The fight against resistant bacteria
Smart antibiotics will save us
When antibiotic drug ceftazidime-avibactam was introduced in 2015, the medical world welcomed it with open arms. This powerful drug offered hope in the fight against tenacious infections. It quickly became a staple for the treatment of complex abdominal infections and hospital-related cases of pneumonia, conditions that can often be fatal.
Unfortunately, the elation was short-lived. Less than a year after it was introduced, the first reports of resistance came in. What was initially considered a rare occurrence has since become a common issue. Bacteria’s resistance to this antibiotic spread quickly, and ceftazidime-avibactam’s initial promise is now a harsh reminder of the resistance crisis.
Retired professor of biomedical engineering Henk Busscher with the UMCG has noticed that bacteria seem to become resistant to antibiotics more rapidly. ‘For some antibiotics, it takes bacteria only one or two years.’
New techniques
The large-scale use of new antibiotics is to blame for this, and the consequences are severe. ‘The fact that we can only use antibiotics for so long without bacteria developing a resistance means that corporations are becoming increasingly less interested in investing in new antibiotics.’ Without working antibiotics, humanity is in serious trouble.
Corporations are becoming increasingly less interested in investing in new antibiotics
That’s why Busscher says we should stop producing drugs to which we already know bacteria can easily build resistance. ‘We’ll just be stuck in the same loop forever.’

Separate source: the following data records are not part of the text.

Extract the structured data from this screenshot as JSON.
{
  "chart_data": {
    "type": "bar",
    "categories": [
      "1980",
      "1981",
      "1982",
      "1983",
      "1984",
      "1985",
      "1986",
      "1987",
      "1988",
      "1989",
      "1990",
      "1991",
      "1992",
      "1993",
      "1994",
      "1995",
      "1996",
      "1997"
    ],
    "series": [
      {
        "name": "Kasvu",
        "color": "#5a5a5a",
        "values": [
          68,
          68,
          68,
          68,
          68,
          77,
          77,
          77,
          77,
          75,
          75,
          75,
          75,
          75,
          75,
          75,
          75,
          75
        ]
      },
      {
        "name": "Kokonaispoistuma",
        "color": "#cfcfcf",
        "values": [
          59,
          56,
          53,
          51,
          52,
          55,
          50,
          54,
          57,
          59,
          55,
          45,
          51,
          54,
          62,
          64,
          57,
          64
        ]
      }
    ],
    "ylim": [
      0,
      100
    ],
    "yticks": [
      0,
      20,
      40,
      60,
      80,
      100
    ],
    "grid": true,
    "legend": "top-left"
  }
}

Instead, we should be looking for new methods; drugs that have been shown to elicit less of a resistant response in bacteria. One solution is a technique that Busscher has studied himself, which combines antibiotics and nanoparticles.
Nanoparticles
‘Nanoparticles are incredibly small particles that have a comparatively large surface area’, Busscher explains. ‘That gives them some interesting properties.’
One of these properties is their ability to produce reactive oxygen – a type of oxygen that quickly forms chemical reactions, making it harmful to cells. When applied to infections, the combination of reactive oxygen and antibiotics can kill bacteria. ‘The oxygen creates holes in the cell wall, which the antibiotics use to enter the cell.’
Busscher’s research has also shown that bacteria do not become resistant to reactive oxygen. ‘Although obviously, we don’t yet know about the consequences of large-scale use.’
Opportunities
Busscher is also convinced that the combination of nanoparticles and antibiotics can create many opportunities. Especially because there are so many different types of nanoparticles. ‘Some can form a layer around the antibiotics to prevent bacteria from recognising them’, he says. ‘This allows the antibiotics to more easily enter the bacteria.’
The current crisis is relatively mild so people’s opinions vary greatly
There are also nanoparticles that can independently kill bacteria, which means they don’t need to even be combined with antibiotics. ‘Then there are particles that can detect infections with the aid of characteristics specific to the environment around infections, such as acid levels.’ The nanoparticles use the acidity to change their own characteristics in order to clean up the infection.
But there are also quite a few variables that make it harder for the particles to detect infections. Something as simple as exercise can change the acid levels around infections, making the nanoparticles less effective. That’s why researchers are looking for unique markers. ‘One option is a lower concentration of oxygen around the infection, but it will probably come down to a unique combination of characteristics’, says Busscher.
Obstacles
It could however take a while before his research can actually be used, since there is still a lot of debate surrounding the switch to new methods of fighting bacterial infections. ‘During crisis situations such as the Second World War, people were much more open to alternative developments of pharmaceutical substances’, Busscher explains. ‘The current antibiotics resistance crisis is relatively mild, so people’s opinions on it vary greatly.’
They have shown it works on a mouse but then move on to a different study
This could change however, especially now that antibiotics resistance is found a lot at the front in Ukraine, which could be fatal to the injured soldiers there.
Another obstacle, he says, is that researchers sometimes have a hard time deviating from methods they’ve been using for years. ‘They don’t like it. But I don’t think we’re on the right track anymore.’
Develop further
The biggest challenge, however, is to ensure that researchers actually take their research far enough to be tested on human beings. They often don’t do that. ‘If you look at Web of Science, you’ll find that five to seven thousand articles about new anti-bacterial particles were published in the past five years’, says Busscher.
While they all claim to have found ‘promising opportunities’ for fighting antibiotic-resistant bacteria in people, none of the studies were followed up on. ‘They’ll have shown it works in a lab or on a mouse, but then they move on to a different study.’
It’s important, therefore, to scour the thousands of studies to find the ones with the greatest potential and develop those further. It takes a long time before drugs are safe to use on people, and you can’t go through a process that lengthy for every single study.
As such, the emphasis should lie on what should be done to safely test these particles on human beings. ‘I just want to get together to see how we can apply this to people and for researchers to stop always developing something new, only move on to something new once they’ve published their findings.’